In 1934 vond in Moskou het Eerste Congres van Sovjet-schrijvers plaats. Tijdens dat congres sprak de schrijver Joeri Olesja
Terwijl ik aan het nadenken was over het verhaal van mijn bedelaar, was ons land bezig met het bouwen van fabrieken. Het was de tijd van het eerste Vijfjarenplan, dus precies de periode waarin de socialistische nationale economie werd opgebouwd. Maar dat was geen onderwerp voor mij. Natuurlijk, ik had naar een bouwput kunnen gaan of naar een fabriek om onder arbeiders te leven en ze te beschrijven in een artikel of zelfs in een roman.
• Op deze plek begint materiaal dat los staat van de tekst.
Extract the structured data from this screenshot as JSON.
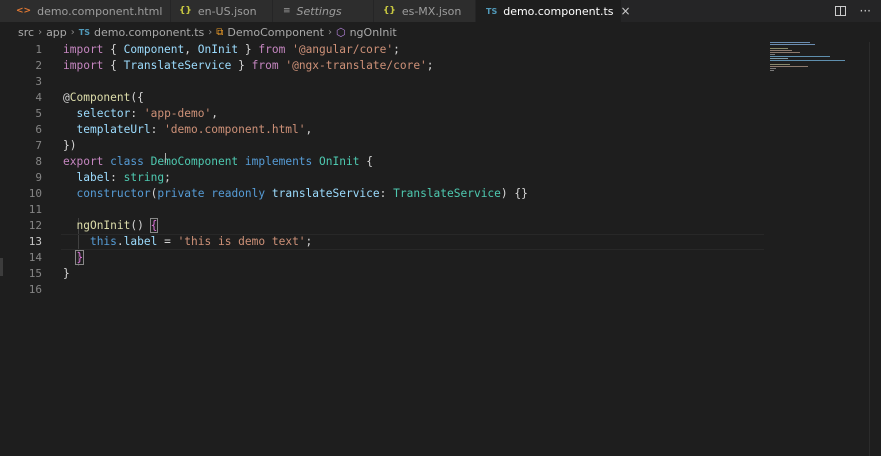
{
  "tabs": [
    {
      "label": "demo.component.html",
      "icon": "html-file-icon",
      "glyph": "<>",
      "italic": false,
      "active": false
    },
    {
      "label": "en-US.json",
      "icon": "json-file-icon",
      "glyph": "{}",
      "italic": false,
      "active": false
    },
    {
      "label": "Settings",
      "icon": "settings-icon",
      "glyph": "≡",
      "italic": true,
      "active": false
    },
    {
      "label": "es-MX.json",
      "icon": "json-file-icon",
      "glyph": "{}",
      "italic": false,
      "active": false
    },
    {
      "label": "demo.component.ts",
      "icon": "typescript-file-icon",
      "glyph": "TS",
      "italic": false,
      "active": true
    }
  ],
  "tab_actions": {
    "split": "split-editor-icon",
    "more": "···"
  },
  "close_glyph": "×",
  "breadcrumb": {
    "items": [
      "src",
      "app",
      "demo.component.ts",
      "DemoComponent",
      "ngOnInit"
    ],
    "ts_glyph": "TS",
    "separator": "›"
  },
  "editor": {
    "current_line": 13,
    "line_numbers": [
      "1",
      "2",
      "3",
      "4",
      "5",
      "6",
      "7",
      "8",
      "9",
      "10",
      "11",
      "12",
      "13",
      "14",
      "15",
      "16"
    ]
  },
  "colors": {
    "background": "#1e1e1e",
    "tabbar": "#252526",
    "keyword": "#569cd6",
    "control_keyword": "#c586c0",
    "type": "#4ec9b0",
    "string": "#ce9178",
    "function": "#dcdcaa",
    "variable": "#9cdcfe"
  }
}
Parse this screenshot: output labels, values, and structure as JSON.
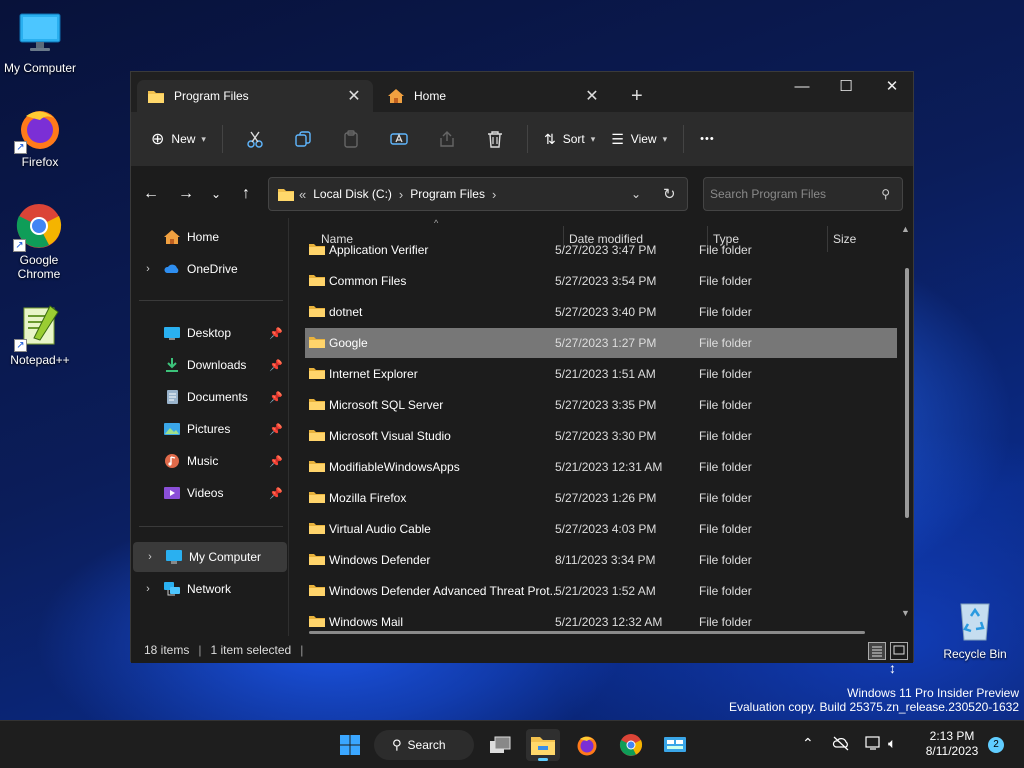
{
  "desktop": {
    "icons": [
      {
        "label": "My Computer"
      },
      {
        "label": "Firefox"
      },
      {
        "label": "Google Chrome"
      },
      {
        "label": "Notepad++"
      },
      {
        "label": "Recycle Bin"
      }
    ],
    "watermark": {
      "line1": "Windows 11 Pro Insider Preview",
      "line2": "Evaluation copy. Build 25375.zn_release.230520-1632"
    }
  },
  "window": {
    "tabs": [
      {
        "label": "Program Files",
        "icon": "folder-icon",
        "active": true
      },
      {
        "label": "Home",
        "icon": "home-icon",
        "active": false
      }
    ],
    "controls": {
      "minimize": "—",
      "maximize": "☐",
      "close": "✕"
    },
    "toolbar": {
      "new_label": "New",
      "sort_label": "Sort",
      "view_label": "View",
      "more_label": "•••"
    },
    "address": {
      "overflow": "«",
      "crumbs": [
        "Local Disk (C:)",
        "Program Files"
      ]
    },
    "search": {
      "placeholder": "Search Program Files"
    },
    "nav_pane": {
      "home": "Home",
      "onedrive": "OneDrive",
      "quick": [
        "Desktop",
        "Downloads",
        "Documents",
        "Pictures",
        "Music",
        "Videos"
      ],
      "my_computer": "My Computer",
      "network": "Network"
    },
    "columns": {
      "name": "Name",
      "date": "Date modified",
      "type": "Type",
      "size": "Size"
    },
    "files": [
      {
        "name": "Application Verifier",
        "date": "5/27/2023 3:47 PM",
        "type": "File folder"
      },
      {
        "name": "Common Files",
        "date": "5/27/2023 3:54 PM",
        "type": "File folder"
      },
      {
        "name": "dotnet",
        "date": "5/27/2023 3:40 PM",
        "type": "File folder"
      },
      {
        "name": "Google",
        "date": "5/27/2023 1:27 PM",
        "type": "File folder",
        "selected": true
      },
      {
        "name": "Internet Explorer",
        "date": "5/21/2023 1:51 AM",
        "type": "File folder"
      },
      {
        "name": "Microsoft SQL Server",
        "date": "5/27/2023 3:35 PM",
        "type": "File folder"
      },
      {
        "name": "Microsoft Visual Studio",
        "date": "5/27/2023 3:30 PM",
        "type": "File folder"
      },
      {
        "name": "ModifiableWindowsApps",
        "date": "5/21/2023 12:31 AM",
        "type": "File folder"
      },
      {
        "name": "Mozilla Firefox",
        "date": "5/27/2023 1:26 PM",
        "type": "File folder"
      },
      {
        "name": "Virtual Audio Cable",
        "date": "5/27/2023 4:03 PM",
        "type": "File folder"
      },
      {
        "name": "Windows Defender",
        "date": "8/11/2023 3:34 PM",
        "type": "File folder"
      },
      {
        "name": "Windows Defender Advanced Threat Prot...",
        "date": "5/21/2023 1:52 AM",
        "type": "File folder"
      },
      {
        "name": "Windows Mail",
        "date": "5/21/2023 12:32 AM",
        "type": "File folder"
      }
    ],
    "status": {
      "items": "18 items",
      "selected": "1 item selected"
    }
  },
  "taskbar": {
    "search_label": "Search",
    "clock_time": "2:13 PM",
    "clock_date": "8/11/2023",
    "notification_count": "2"
  },
  "colors": {
    "accent": "#60cdff",
    "selection": "#777777",
    "folder": "#f2c14e"
  }
}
Maar dat was niet mijn thema, het thema van mijn bloed en van mijn adem. Dat onderwerp had ik niet als een echte kunstenaar kunnen verwerken. Ik zou gedwongen zijn te liegen. Ik zou geen inspiratie hebben gehad. Het is moeilijk voor mij om me het type van een arbeider, een revolutionaire held, voor te stellen, want ik kan hem niet zijn. Het gaat boven mijn krachten en boven mijn begrip en daarom schrijf ik niet over hem.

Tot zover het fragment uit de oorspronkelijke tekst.